JAKARTA – Satuan Kerja Khusus Pelaksana Kegiatan Usaha Hulu Migas (SKK Migas) terbuka untuk membahas perubahan skema kontrak yang saat ini digunakan blok Rokan. Sejak alih kelola dari Chevron, Pertamina Hulu Rokan (PHR) sebagai pengelola blok Rokan menggunakan skema Gross Split.

Bennny Lubiantara, Deputi Eksplorasi, Pengembangan, Menajemen Wilayah Kerja SKK Migas, mengungkapkan wacana perubahan skema kontrak blok Rokan dari gross split ke cost recovery memang sudah ada dan SKK Migas sudah siap membahasnya bersama dengan Pertamina.

“Kalau PHR (blok Rokan) sudah siap dibahas. Kami di SKK Migas siap aja. Memang WK Rokan masih relatif baru menggunakan gross split (2021), dibanding wilayah kerja gross split di PHE yang lain yang sudah sejak 2017 dan 2018,” kata Benny kepada Dunia Energi, Kamis (4/7).
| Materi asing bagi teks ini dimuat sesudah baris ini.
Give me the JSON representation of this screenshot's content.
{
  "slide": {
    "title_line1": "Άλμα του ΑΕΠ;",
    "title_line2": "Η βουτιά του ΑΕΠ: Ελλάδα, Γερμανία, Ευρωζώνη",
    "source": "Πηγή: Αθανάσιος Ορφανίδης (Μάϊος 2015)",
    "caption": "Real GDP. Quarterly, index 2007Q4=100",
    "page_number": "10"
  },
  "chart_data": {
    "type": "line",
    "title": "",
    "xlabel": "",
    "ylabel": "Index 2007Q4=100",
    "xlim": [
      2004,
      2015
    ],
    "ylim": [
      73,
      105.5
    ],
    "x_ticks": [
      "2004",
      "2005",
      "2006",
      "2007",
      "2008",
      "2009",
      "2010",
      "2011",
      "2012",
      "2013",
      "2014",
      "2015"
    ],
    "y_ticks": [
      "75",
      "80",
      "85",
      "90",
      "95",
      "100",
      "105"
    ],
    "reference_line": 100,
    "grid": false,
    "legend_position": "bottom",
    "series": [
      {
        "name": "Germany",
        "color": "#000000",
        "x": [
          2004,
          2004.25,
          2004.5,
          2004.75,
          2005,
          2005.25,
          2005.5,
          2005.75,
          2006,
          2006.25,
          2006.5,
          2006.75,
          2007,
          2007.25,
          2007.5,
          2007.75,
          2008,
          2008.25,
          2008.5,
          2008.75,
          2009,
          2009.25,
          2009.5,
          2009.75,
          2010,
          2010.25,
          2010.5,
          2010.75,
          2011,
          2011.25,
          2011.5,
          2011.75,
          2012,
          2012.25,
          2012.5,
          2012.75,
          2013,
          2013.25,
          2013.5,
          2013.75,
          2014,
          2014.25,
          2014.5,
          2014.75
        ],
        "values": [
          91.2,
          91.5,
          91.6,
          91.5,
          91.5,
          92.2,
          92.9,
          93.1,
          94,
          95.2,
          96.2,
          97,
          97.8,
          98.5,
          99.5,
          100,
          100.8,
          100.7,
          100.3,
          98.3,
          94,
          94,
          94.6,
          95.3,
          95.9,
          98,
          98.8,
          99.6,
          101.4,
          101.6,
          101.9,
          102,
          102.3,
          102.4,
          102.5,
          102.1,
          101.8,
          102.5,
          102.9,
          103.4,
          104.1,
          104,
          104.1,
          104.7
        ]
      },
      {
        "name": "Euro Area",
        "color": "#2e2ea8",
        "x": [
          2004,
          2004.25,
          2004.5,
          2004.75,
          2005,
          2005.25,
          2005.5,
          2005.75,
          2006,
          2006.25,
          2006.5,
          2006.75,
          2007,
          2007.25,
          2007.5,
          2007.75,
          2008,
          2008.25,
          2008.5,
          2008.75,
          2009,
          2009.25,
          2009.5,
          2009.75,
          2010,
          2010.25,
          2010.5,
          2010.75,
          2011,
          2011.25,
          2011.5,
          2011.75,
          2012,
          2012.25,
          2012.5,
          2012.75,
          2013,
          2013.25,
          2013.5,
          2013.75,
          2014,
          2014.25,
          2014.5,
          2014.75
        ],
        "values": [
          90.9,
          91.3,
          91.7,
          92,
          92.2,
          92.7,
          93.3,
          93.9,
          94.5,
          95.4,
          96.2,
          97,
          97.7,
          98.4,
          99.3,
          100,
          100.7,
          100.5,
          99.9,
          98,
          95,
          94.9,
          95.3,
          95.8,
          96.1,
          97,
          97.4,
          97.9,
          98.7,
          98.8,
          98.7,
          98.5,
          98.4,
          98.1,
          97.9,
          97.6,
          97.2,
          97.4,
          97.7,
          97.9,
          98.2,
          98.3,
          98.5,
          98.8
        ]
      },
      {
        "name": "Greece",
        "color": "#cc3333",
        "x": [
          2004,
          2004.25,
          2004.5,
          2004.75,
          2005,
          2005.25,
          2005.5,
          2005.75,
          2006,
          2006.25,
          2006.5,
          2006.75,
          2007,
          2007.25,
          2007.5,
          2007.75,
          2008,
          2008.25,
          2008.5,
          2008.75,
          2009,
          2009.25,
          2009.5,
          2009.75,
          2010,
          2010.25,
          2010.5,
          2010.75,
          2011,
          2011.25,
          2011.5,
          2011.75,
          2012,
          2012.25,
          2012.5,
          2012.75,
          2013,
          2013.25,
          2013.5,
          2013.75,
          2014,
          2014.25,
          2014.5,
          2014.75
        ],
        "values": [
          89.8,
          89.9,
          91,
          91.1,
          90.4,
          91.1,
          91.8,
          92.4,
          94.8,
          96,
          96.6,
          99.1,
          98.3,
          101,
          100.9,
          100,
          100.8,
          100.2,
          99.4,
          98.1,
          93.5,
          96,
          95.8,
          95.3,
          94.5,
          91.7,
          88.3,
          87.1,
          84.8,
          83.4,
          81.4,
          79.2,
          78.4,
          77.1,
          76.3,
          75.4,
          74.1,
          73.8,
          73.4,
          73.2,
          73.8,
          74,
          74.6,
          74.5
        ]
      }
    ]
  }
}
Skema kontrak gross split sendiri diperkenalkan pemerintah belum lama ini. Melalui sistem ini maka seluruh biaya operasi menjadi tanggung jawab penuh dari Pertamina. Sebagai konsekuensinya, bagi hasil yang diterima oleh Pertamina menjadi lebih besar. Namun demikian dengan tingkat risiko yang sangat tinggi dalam industri hulu migas skema ini tentu bagi kontraktor menambah persentase risiko bagi kontraktor.

Sebaliknya melalui skema cost recovery risiko tinggi itu bisa dibagi dengan pemerintah. Ini yang dinilai lebih membuat para kontraktor mau berinvestasi.

Arifin Tasrif, Menteri Energi dan Sumber Daya Mineral (ESDM), menyatakan bisa saja blok Rokan berubah skema kontraknya tapi tetap harus memenuhi syarat.

“Kalau prospek bagus dan bagian pemerintah lifting naik, kan boleh kalau lifting naik,” kata Arifin ditemui di Jakarta belum lama ini.

Fleksibilitas yang diberikan pemerintah ini bertujuan untuk mendorong investasi di sektor hulu migas. Arifin pernah mengakui ada saja kontraktor yang tidak serius untuk berinvestasi lantaran tidak mendapatkan jaminan pengembalian biaya.